"You have a unique drawing language," the teacher said to me. The poor woman was stretching for something kind and interesting to say about my work. I wanted to reply that last time I took a drawing class was in middle school. My teacher's comment reminded me of when I took a watercolors class in my twenties with my friend H. H was painting pearls (super hard in watercolors) and I was painting a pumpkin (super easy in watercolors.) The teacher walked by and commented on the beautiful shade of orange I created, which is the easiest color to mix. It is impossible to make a bad shade of orange. Did I mention my friend was painting pearls? She was making the color "iridescent" which is way harder than orange.
I was grumbling to Claire-Adele that everyone in the class was better than me and I sucked and blah blah blah. I was having my very own private pity party.
"You aren't there to compete with other people," she said. "You are there to learn and become better than you were before."

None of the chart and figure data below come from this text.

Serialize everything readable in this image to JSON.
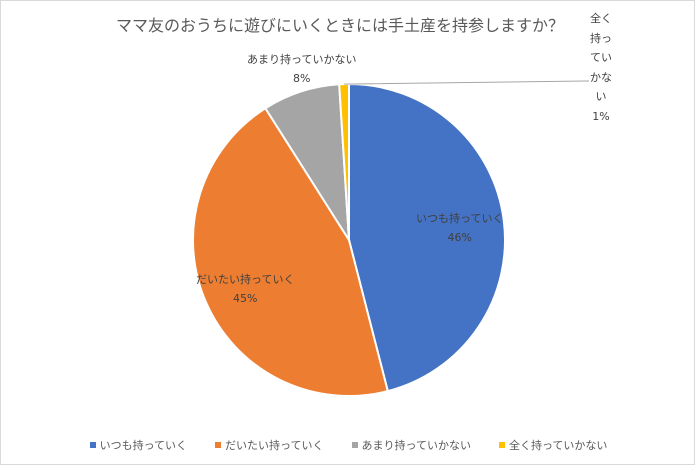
{
  "chart_data": {
    "type": "pie",
    "title": "ママ友のおうちに遊びにいくときには手土産を持参しますか？",
    "categories": [
      "いつも持っていく",
      "だいたい持っていく",
      "あまり持っていかない",
      "全く持っていかない"
    ],
    "values": [
      46,
      45,
      8,
      1
    ],
    "value_labels": [
      "46%",
      "45%",
      "8%",
      "1%"
    ],
    "colors": [
      "#4472c4",
      "#ed7d31",
      "#a5a5a5",
      "#ffc000"
    ],
    "start_angle": "top",
    "direction": "clockwise",
    "legend": "bottom"
  }
}
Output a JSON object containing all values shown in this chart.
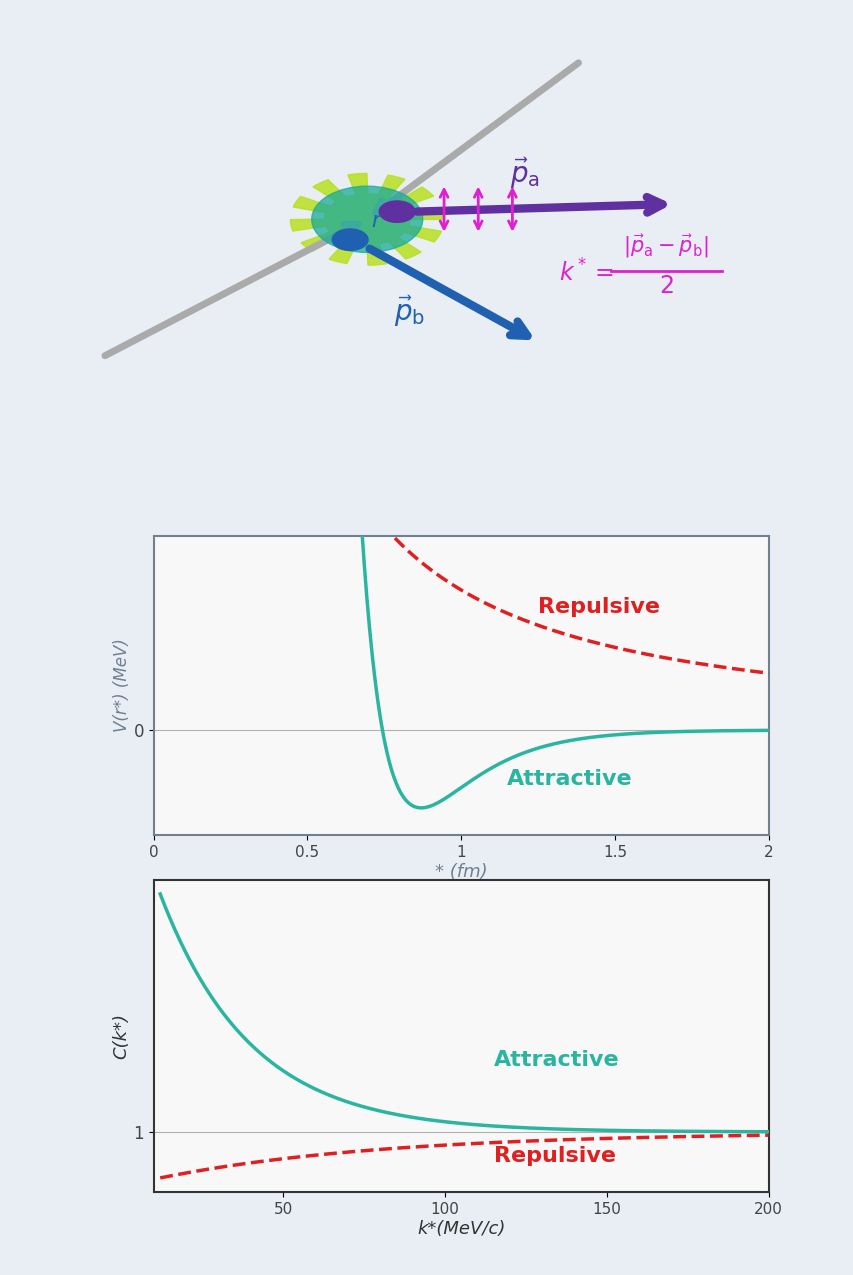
{
  "bg_color": "#e8eef4",
  "panel_bg": "#f8f8f8",
  "teal_color": "#2ab5a0",
  "red_color": "#e02020",
  "gray_color": "#aaaaaa",
  "purple_color": "#6030a0",
  "blue_color": "#2060b0",
  "magenta_color": "#e020d0",
  "plot1_xlabel": "* (fm)",
  "plot1_ylabel": "V(r*) (MeV)",
  "plot1_xlim": [
    0,
    2.0
  ],
  "plot1_xticks": [
    0,
    0.5,
    1.0,
    1.5,
    2.0
  ],
  "plot1_xtick_labels": [
    "0",
    "0.5",
    "1",
    "1.5",
    "2"
  ],
  "plot1_repulsive_label": "Repulsive",
  "plot1_attractive_label": "Attractive",
  "plot2_xlabel": "k*(MeV/c)",
  "plot2_ylabel": "C(k*)",
  "plot2_xlim": [
    10,
    200
  ],
  "plot2_xticks": [
    50,
    100,
    150,
    200
  ],
  "plot2_xtick_labels": [
    "50",
    "100",
    "150",
    "200"
  ],
  "plot2_repulsive_label": "Repulsive",
  "plot2_attractive_label": "Attractive"
}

I wasn't thrilled with her response, as I wanted empathy, not advice. Nevertheless, she was right. The strange thing was that what she said sounded exactly like something I would have said to her. Here is my daughter, giving me advice, echoing what I have probably told her a thousand times.
So then I called my dad looking for sympathy. Maybe he'd have a story about a time when he was bad at something and he overcame and triumphed.
Nope.
"You aren't there to complete with other people," he said. "You are there to learn and become better than you were before."
I am not kidding Claire-Adele and my dad said the exact same thing to me, probably verbatim. There must magic code that has been culturally imprinted in my family, that is getting passed down. It was interesting to see it so directly passed down within a week.